It is these moments that I will most miss – the unexpected and unadulterated, if transitory, window through to another’s world and life. AWWD’s community workers have been open and genuine with me, inviting me into their homes and lives, with no expectation of anything in return except friendship. I know that they have given a lot more than I have given back: if ever I am disgruntled or complaining of life back home, I will think back to a beautiful blind woman living in atrocious conditions, unable to see but able to bring joy and a smile to those she meets, who has experienced the darkness of life that I can scarcely imagine, but who is herself a light to those around her.
Although at times I did find Kolkata as a city fairly difficult, frequently needing the (comparitive) peace of my room to recover, there can be no getting away from the fact that I will miss it. Kolkata is a passionate city: with so much humanity squeezed together in such a relatively small area, it vibrates with life. In spite of the huge divide between rich and poor, and the exclusion of many from the riches the city has to offer, it is relatively safe (with the substantial exception of the driving). I could walk through the slums with little fear of robbery. And it is a city with significant religious and ethnic diversity, of which Kolkatans are justly proud. With a 40% Muslim minority, Christians, Jews as well as Hindus, in the last few decades Kolkata has not seen the religious violence that has affected other parts of India. Lakshmi, a Hindu, could lead Tabassum, a Muslim, freely through the streets.
So, I will miss the children from my street running up to shake my hand every time I walk past; driving through the city in a taxi - the varied scents of the city wafting through the open windows: smoke, drains, fried food, flowers, and incense; popping over to my local fruit stall and picking up a few mangoes for 50 Rs…. No, I am not going to look back at my time here through rose-tinted spectacles: the brutal reality of life in Kolkata for many of the disabled women I met effectively prevents me from doing this. And so I will have no easy answer for all those who ask me, on my return ‘how was India?’
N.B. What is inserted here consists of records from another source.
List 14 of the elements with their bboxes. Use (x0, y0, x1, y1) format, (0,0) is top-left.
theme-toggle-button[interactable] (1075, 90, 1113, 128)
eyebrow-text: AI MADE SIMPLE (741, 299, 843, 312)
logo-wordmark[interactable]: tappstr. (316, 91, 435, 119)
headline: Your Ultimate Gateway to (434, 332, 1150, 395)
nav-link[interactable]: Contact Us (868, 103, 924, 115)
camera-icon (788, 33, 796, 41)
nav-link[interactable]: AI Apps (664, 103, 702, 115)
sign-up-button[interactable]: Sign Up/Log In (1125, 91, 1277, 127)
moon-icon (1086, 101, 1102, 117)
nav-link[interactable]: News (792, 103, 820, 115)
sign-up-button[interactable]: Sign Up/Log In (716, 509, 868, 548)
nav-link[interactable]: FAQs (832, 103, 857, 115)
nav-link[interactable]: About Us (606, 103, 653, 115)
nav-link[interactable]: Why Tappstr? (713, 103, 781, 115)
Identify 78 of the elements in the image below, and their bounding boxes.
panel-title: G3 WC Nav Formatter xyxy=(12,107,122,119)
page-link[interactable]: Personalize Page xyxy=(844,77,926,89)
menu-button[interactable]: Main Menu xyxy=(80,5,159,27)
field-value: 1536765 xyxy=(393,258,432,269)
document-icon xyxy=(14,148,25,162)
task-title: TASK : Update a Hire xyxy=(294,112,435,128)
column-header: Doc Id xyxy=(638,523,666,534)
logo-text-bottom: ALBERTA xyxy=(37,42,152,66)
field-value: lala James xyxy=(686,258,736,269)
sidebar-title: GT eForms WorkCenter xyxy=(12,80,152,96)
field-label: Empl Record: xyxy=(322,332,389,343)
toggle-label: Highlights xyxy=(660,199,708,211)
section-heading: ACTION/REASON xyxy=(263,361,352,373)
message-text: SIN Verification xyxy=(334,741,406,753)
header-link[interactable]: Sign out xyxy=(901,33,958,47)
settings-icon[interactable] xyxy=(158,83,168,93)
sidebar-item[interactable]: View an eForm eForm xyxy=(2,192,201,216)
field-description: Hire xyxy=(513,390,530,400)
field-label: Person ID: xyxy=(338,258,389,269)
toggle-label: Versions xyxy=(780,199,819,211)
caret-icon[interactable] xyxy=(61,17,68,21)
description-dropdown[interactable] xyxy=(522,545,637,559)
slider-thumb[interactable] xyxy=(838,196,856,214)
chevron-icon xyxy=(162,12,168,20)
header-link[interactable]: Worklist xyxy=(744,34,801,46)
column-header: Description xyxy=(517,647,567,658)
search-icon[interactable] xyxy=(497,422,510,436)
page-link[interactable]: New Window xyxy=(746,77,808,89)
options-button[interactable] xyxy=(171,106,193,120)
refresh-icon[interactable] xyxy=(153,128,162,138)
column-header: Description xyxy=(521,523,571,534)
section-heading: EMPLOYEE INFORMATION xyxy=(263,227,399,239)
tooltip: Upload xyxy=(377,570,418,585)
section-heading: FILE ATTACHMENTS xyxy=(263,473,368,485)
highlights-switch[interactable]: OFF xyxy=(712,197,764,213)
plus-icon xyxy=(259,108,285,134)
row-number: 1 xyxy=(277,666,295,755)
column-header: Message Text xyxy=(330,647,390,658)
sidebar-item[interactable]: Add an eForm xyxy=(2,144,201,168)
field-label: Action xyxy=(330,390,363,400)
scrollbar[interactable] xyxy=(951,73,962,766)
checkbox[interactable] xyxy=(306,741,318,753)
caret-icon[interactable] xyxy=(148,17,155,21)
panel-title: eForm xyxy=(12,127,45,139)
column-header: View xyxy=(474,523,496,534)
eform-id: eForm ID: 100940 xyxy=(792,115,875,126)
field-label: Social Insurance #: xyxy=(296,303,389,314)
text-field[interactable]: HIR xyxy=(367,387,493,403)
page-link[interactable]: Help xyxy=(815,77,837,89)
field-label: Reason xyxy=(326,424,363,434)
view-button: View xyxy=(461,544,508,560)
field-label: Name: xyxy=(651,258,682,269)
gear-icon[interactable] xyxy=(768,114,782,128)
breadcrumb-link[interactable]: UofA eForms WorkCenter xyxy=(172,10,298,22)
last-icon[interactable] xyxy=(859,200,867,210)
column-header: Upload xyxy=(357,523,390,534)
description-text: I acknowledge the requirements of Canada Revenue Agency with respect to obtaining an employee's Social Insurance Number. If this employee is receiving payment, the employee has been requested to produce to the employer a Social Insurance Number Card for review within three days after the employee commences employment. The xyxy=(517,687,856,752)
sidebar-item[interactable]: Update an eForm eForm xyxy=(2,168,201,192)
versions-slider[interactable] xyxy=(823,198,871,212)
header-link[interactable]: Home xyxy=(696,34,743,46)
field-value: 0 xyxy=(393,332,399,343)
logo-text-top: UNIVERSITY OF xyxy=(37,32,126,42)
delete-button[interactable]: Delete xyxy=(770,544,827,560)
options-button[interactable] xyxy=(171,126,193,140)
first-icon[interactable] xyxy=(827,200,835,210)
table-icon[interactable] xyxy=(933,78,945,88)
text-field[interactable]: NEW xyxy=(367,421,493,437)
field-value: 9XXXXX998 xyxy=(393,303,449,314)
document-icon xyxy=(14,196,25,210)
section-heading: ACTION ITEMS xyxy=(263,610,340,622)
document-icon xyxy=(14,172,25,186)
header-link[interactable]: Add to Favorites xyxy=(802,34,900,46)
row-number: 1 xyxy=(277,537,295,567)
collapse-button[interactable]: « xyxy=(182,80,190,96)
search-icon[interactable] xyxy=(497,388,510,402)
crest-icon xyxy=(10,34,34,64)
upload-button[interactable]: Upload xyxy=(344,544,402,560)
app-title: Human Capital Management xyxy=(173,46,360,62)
Before I left for Kolkata I visited some Christian friends who mentioned the following verse. This has had special meaning for me throughout my time in Kolkata, so it seems appropriate to end this chapter of my life with this verse, but at the same time looking to the future:
‘I will lead the blind by ways they have not known, along unfamiliar paths I will guide them; I will turn the darkness into light before them, and make the rough places smooth. These are the things I will do; I will not forsake them’.